Gegenstand der Auslegung ist die Erklärung, die von Anfang an mehrdeutig ist oder – trotz eindeutigen Wortlauts – später mehrdeutig wird. Ist der Text des Testamentes eindeutig und haben die Beteiligten keinen Zweifel über den dahinter stehenden Willen des Erblassers, so wird in aller Regel auch eine Auslegung des Testaments unterbleiben können. Es fehlt dann schon an einer Auslegungsbedürftigkeit. Im Übrigen ist nach allgemeiner Meinung auch der scheinbar eindeutige Wortlaut einer Auslegung zugänglich. Gerade weil es um die Erforschung des wirklichen Willens des Erblassers geht und weil dieser den Vorrang vor dem Wortlaut hat, kann der Auslegung auch in den Fällen des klaren und eindeutigen Wortlauts keine Grenze gesetzt sein. Der Richter ist auch in den Fällen einer scheinbar eindeutigen Willenserklärung an den Wortlaut der Verfügung nicht gebunden, wenn sich aus den Umständen ergibt, dass der Erblasser mit seinen Worten einen anderen Sinn verbunden hat, als es dem allgemeinen Sprachgebrauch entspricht. Hierunter fallen insbesondere die Fälle der sog. falsa demonstratio, die auch bei Eindeutigkeit des Wortlauts korrigiert werden können. Ergibt die Auslegung, dass der Erblasser einen spezifischen Sprachgebrauch hatte, etwa seinen Weinkeller als Bibliothek bezeichnete, dann wendet er testamentarisch den Weinkeller zu, wenn er ihn auch in der letztwilligen Verfügung als "Bibliothek" bezeichnet. In diesen seltenen Fällen des persönlichen Sprachgebrauchs des Erblassers kann ausnahmsweise auch der geforderte Anhalt in der Urkunde selbst fehlen, weil der Erblasser generell das im Testament verwendete Wort in dem Sinn verstanden hat, den er auch beim Abfassen der letztwilligen Verfügung zugrunde gelegt hat, und es bei der Auslegung grundsätzlich nur auf das Verständnis des Erblassers ankommt.

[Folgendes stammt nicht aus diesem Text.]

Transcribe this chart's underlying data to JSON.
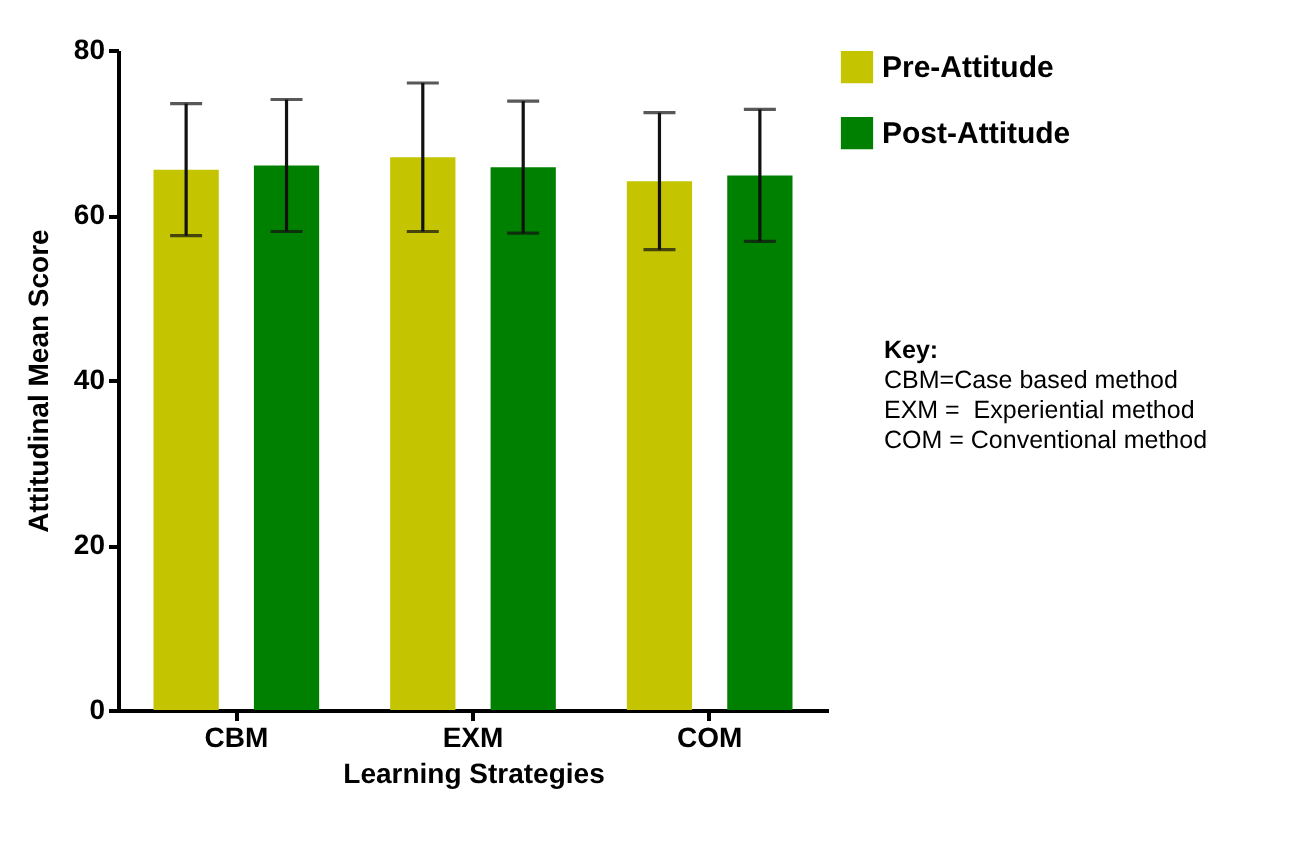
{
  "chart_data": {
    "type": "bar",
    "xlabel": "Learning Strategies",
    "ylabel": "Attitudinal Mean Score",
    "categories": [
      "CBM",
      "EXM",
      "COM"
    ],
    "series": [
      {
        "name": "Pre-Attitude",
        "color": "#c4c400",
        "values": [
          65.5,
          67,
          64.1
        ],
        "errors": [
          8,
          9,
          8.3
        ]
      },
      {
        "name": "Post-Attitude",
        "color": "#008000",
        "values": [
          66,
          65.8,
          64.8
        ],
        "errors": [
          8,
          8,
          8
        ]
      }
    ],
    "ylim": [
      0,
      80
    ],
    "yticks": [
      0,
      20,
      40,
      60,
      80
    ],
    "grid": false,
    "legend": "right",
    "annotations": [
      "Key:",
      "CBM=Case based method",
      "EXM =  Experiential method",
      "COM = Conventional method"
    ]
  }
}
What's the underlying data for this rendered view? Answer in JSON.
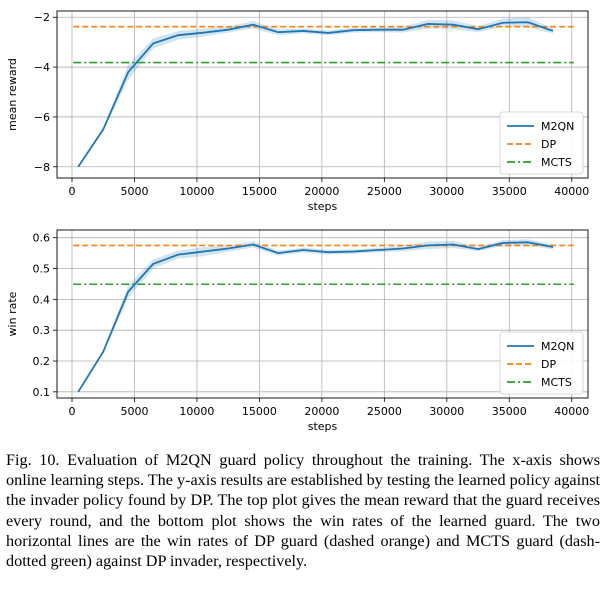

Eine Auslegungsbedürftigkeit kann sich aber auch aus den vom Erblasser falsch oder anders verstandenen Wortbedeutungen ergeben. So kann der Erblasser mit dem Wort "vererben" die Zuwendung eines Vermächtnisses und umgekehrt mit "vermachen" eine Erbeinsetzung verbinden. Gerade Begriffe, die in der juristischen Fachsprache als eindeutig angesehen werden, können vom Erblasser als juristischen Laien eine völlig andere Bedeutung gehabt haben. Dies gilt insbesondere für Begriffe wie "Vor- und Nacherbschaft", "Alleinerbe" oder "leibliche Abkommen". Hat der Erblasser nur im konkreten Fall, nicht aber entsprechend seinem allgemeinen Sprachgebrauch, sei es bewusst oder unbewusst, eine völlig eindeutige, aber im Verhältnis zu seinem Willen falsche Bezeichnung gewählt, bleibt für eine Auslegung kein Raum. Hier kann nur eine Testamentsanfechtung nach § 2078 Abs. 1 BGB das dem Erblasserwillen widersprechende Testament vernichten.
Auch wenn der eindeutige und klare Wortlaut einer Verfügung einer Auslegung grundsätzlich nicht im Wege steht, so bleibt doch der Wortlaut des Testaments das wichtigste Indiz für den tatsächlich vorhandenen Erblasserwillen. Der eindeutige Wortlaut beinhaltet die allerdings widerlegbare Vermutung, dass der Erblasser den Wortlaut so verstanden hat, wie er objektiv zu verstehen ist. An eine Abweichung hiervon sind strenge Beweisanforderungen zu stellen. Insbesondere muss sich auch bei einer vom klaren und eindeutigen Wortlaut abweichenden Testamentsauslegung ein unvollkommener Ausdruck im Testament selbst finden.